“This is a very argumentative paper, iqbal.” Kamu berkata sambil mengacungkan lembaran artikel itu dengan tangan kirimu.
“So, what do you think, Anja? Is it make sense?” ujarku menyembunyikan bangga atas pujiannya barusan.
“Lah iyalah!” Katamu kemudian.
Caramu membuka pikiran orang mengenai isu-isu penting dibalik gerakan anti-tembakau benar-benar membuka pikiranku. Aku baru tahu kalau ternyata tembakau itu ada berbagai macam dengan segala kandungan tar dan nikotin yang berbeda antara tanah yang satu dengan tanah yang lain. Bahkan caramu mengurai aspek kesejarahannya sudah cukup meyakinkanku bahwa kualitas tembakau sangat ditentukan dengan kualitas tanahnya. Saat itu kau menyebut beberapa daerah dengan akses yang lucu: Jemberw, Madurwa, Soppeeng, Lombouk. Aku tersenyum geli dan kau tak menyadarinya.
Sayangnya, kandungan tarnya memang jauh lebih tinggi dari yang ditentukan oleh Organisasi Kesehatan Dunia.
“It is not WHO actually,” kataku, “tapi para pengusaha rokok putih itu yang mengaturnya. Mereka memproduksi rokok putih dengan tembakau Virginia yang tarnya rendah, jadi dengan mengglobalkan aturan soal kandungan tar, maka akan banyak negara meninggalkan tembakau lokalnya dan mengimpor tembakau AS kalau mau memproduksi rokok.”
Lanjutku lagi, “i am not really believes WHO, Anja,” kataku pelan.
“One of its founder said that in WHO is only 10% doing Health, the rest is Politics!” kamu tertawa mendengar kesinisanku.
Rupanya dia menangkap di mana pikiranku berdiri dan berpihak.
"Indonesian Tobacco tar contains higher than Virginia tobacco.
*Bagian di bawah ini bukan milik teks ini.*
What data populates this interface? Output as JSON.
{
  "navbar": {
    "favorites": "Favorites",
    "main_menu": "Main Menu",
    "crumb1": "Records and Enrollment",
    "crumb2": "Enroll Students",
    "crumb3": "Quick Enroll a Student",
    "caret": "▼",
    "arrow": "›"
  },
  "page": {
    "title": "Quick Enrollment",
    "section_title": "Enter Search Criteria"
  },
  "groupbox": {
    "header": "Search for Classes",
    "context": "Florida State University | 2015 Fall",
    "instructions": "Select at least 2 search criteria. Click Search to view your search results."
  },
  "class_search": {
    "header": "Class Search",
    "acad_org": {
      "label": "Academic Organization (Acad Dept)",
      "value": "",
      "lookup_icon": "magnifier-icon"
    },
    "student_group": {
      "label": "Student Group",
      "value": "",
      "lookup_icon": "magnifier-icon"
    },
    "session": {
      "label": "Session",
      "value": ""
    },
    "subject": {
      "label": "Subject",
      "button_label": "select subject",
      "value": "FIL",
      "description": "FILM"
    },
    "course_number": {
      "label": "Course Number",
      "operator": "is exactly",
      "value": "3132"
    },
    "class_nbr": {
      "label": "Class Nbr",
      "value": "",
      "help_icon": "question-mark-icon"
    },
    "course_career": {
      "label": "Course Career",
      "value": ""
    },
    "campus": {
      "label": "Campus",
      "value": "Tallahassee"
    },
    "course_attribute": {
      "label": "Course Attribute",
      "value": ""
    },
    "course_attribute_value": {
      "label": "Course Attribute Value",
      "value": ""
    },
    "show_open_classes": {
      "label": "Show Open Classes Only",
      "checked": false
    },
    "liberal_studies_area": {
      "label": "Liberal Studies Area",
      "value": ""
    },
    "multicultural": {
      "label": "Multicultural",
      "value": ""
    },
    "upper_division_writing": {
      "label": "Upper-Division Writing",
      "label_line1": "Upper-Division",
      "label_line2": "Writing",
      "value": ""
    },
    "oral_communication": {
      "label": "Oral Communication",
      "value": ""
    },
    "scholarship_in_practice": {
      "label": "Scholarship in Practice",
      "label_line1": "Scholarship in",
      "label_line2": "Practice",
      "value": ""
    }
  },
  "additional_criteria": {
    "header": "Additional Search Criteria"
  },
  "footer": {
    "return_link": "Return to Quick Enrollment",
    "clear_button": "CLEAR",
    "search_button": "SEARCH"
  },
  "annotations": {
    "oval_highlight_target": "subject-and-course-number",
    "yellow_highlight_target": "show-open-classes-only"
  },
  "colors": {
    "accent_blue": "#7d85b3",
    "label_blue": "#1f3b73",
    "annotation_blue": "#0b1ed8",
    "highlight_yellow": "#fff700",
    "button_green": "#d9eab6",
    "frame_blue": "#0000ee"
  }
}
So if the Framework Convention on Tobacco Control regulates cigarette tar according to Virginia tobacco less than 10 milligrams then the Kretek will end up. Raw materials of Kretek are containing no less than 96 percent of local raw materials planted by farmers. Then slowly farmers will become proletariats" Dia mengemukakannya sambil membaca satu kalimat dalam artikelku.